Depois da triste coluna desta terça-feira (23), em que um médico da UPA Moacyr Scliar, na zona norte de Porto Alegre, revelou que os pacientes mais jovens, com maior chance de sobrevida, vêm sendo priorizados nas transferências para UTIs, leitores indignados se manifestaram.
Alguns disseram que são os idosos, justamente por correrem mais risco de morrer, que deveriam ser atendidos primeiro. Outros argumentaram que as aglomerações foram promovidas pelos jovens, e agora eles serão premiados mesmo após desrespeitar o distanciamento social. Não é bem assim.
Concordemos ou não, há um certo consenso na comunidade médica internacional em torno desses critérios – que, é bom frisar, jamais poderiam ser aplicados em condições normais; eles norteiam apenas momentos de crise.
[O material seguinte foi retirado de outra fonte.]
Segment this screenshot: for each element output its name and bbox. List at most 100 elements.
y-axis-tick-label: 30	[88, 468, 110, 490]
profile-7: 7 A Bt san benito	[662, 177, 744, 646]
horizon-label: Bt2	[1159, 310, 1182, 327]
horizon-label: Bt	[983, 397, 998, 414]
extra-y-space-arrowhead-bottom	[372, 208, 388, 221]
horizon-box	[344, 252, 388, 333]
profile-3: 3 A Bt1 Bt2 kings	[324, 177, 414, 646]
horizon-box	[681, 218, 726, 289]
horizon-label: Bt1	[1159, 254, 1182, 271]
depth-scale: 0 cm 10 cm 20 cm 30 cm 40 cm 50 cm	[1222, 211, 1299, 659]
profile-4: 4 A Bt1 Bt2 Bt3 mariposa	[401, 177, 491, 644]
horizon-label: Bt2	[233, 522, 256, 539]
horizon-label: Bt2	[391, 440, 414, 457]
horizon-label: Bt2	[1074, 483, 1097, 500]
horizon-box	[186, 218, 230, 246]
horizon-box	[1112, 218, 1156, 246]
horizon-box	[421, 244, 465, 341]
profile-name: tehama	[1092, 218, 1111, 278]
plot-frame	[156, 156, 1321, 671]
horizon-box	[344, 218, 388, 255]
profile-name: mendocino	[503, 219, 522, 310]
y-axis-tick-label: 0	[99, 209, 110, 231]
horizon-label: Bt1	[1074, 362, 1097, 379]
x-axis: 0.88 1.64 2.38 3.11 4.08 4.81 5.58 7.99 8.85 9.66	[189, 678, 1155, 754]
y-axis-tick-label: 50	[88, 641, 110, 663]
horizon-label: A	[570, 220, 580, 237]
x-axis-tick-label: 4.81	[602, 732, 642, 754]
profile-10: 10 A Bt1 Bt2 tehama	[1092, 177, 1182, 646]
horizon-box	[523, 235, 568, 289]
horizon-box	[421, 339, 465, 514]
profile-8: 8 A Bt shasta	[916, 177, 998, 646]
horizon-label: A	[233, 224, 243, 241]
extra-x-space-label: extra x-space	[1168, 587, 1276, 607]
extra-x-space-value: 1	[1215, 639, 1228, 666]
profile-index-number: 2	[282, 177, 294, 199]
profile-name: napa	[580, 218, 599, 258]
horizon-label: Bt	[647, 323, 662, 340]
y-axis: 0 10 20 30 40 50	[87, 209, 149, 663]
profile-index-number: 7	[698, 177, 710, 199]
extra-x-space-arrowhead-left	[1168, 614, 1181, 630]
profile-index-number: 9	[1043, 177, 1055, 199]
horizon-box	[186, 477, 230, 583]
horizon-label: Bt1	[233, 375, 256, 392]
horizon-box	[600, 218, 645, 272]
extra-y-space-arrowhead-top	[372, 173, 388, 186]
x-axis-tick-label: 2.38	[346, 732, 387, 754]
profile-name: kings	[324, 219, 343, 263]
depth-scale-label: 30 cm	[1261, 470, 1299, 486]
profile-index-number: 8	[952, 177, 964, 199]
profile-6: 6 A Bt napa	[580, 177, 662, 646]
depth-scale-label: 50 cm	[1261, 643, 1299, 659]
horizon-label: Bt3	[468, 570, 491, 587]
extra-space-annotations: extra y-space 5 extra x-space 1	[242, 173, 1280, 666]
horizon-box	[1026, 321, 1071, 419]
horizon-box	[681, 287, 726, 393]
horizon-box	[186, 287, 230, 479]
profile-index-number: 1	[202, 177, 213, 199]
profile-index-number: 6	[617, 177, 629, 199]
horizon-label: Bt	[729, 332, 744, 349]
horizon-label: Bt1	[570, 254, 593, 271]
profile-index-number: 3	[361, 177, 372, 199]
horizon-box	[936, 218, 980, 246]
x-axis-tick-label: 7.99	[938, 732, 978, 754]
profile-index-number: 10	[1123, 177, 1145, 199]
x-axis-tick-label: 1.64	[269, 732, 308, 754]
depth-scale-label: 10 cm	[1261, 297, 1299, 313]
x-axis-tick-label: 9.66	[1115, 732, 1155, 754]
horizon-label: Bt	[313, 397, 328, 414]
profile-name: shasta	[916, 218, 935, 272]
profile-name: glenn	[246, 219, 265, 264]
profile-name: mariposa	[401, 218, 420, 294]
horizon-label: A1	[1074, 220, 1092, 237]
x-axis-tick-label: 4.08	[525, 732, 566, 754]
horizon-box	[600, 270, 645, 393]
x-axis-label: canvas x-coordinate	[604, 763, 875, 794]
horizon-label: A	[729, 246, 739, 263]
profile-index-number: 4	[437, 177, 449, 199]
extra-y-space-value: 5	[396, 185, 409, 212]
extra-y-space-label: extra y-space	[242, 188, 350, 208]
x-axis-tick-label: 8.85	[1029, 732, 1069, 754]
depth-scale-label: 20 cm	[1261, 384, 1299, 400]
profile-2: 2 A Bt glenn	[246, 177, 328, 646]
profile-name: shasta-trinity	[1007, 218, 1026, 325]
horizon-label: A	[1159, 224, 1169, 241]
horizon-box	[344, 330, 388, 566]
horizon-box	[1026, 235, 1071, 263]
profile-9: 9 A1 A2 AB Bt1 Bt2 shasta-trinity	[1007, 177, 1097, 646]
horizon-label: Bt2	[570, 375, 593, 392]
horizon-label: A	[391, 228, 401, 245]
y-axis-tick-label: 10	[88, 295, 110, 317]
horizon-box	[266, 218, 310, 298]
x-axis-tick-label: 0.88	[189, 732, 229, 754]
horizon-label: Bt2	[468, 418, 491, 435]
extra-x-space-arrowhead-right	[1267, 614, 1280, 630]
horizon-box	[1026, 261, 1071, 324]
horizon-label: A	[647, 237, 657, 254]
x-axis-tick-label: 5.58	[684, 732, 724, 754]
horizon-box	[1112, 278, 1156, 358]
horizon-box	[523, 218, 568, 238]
Segundo o vice-presidente do Conselho Regional de Medicina (Cremers), Eduardo Trindade, o objetivo é salvar o maior número possível de vidas.
– E, para isso acontecer, quando os recursos disponíveis são muito menores do que a demanda, a prioridade é tentar salvar quem tem mais chance de se salvar – afirma Trindade.
Em junho do ano passado, antevendo a possibilidade de um colapso no sistema de saúde, o Cremers publicou uma resolução detalhando essas diretrizes. Em resumo, quanto mais comorbidades o paciente tiver – desde hipertensão até câncer, passando por doenças cardíacas e diabetes –, maior será a espera pela UTI. Outro critério é o estado clínico da pessoa: se a morte é iminente, ela vai mais para o fim da fila.
Mas e a idade? O texto do Cremers ressalta que o Conselho Federal de Medicina (CFM) repudia qualquer tipo de discriminação na seleção de pacientes. Mas o mesmo CFM também defende priorizar quem tiver mais chance de recuperação. Baseada nisso, a resolução do Cremers alega o seguinte: "Todas as séries de pacientes publicadas até o momento identificam a faixa etária como um preditor fidedigno de maior mortalidade. Na verdade, 3/4 das mortes ocorrerão em pacientes acima de 70-75 anos".
É uma experiência terrível que nenhum profissional de saúde vivenciou no último século.
FABIANO NAGEL
Médico intensivista
Ou seja, os mais velhos, de fato, têm desvantagem na busca por leito. A juíza Ana Carolina Morozowski, da 3ª Vara Federal de Curitiba, especializada em saúde, lembra que Alemanha, Reino Unido, Estados Unidos e Canadá estabeleceram protocolos semelhantes.
– Não chegam a ser uma novidade essas diretrizes. Elas existem há muito tempo, inclusive no Brasil, mas não com esse grau de especificações que se fez necessário agora. Em países com catástrofes naturais, por exemplo, quando é impossível atender todos os atingidos ao mesmo tempo, os critérios de prioridade sempre foram bem claros – afirma a magistrada.
O problema é que, em Porto Alegre, havia 86 pacientes aguardando leitos de UTI nesta quarta-feira (24) à tarde. Conforme o chefe da Unidade de Gestão de Paciente Crítico do Hospital de Clínicas, o intensivista Fabiano Nagel, a situação é tão caótica que dificulta até a aplicação do protocolo.
– São dezenas de pacientes com o mesmo quadro clínico, muitos jovens e sem comorbidades, então fica complicado fazer qualquer diferenciação. É uma experiência terrível que nenhum profissional de saúde vivenciou no último século – constata ele.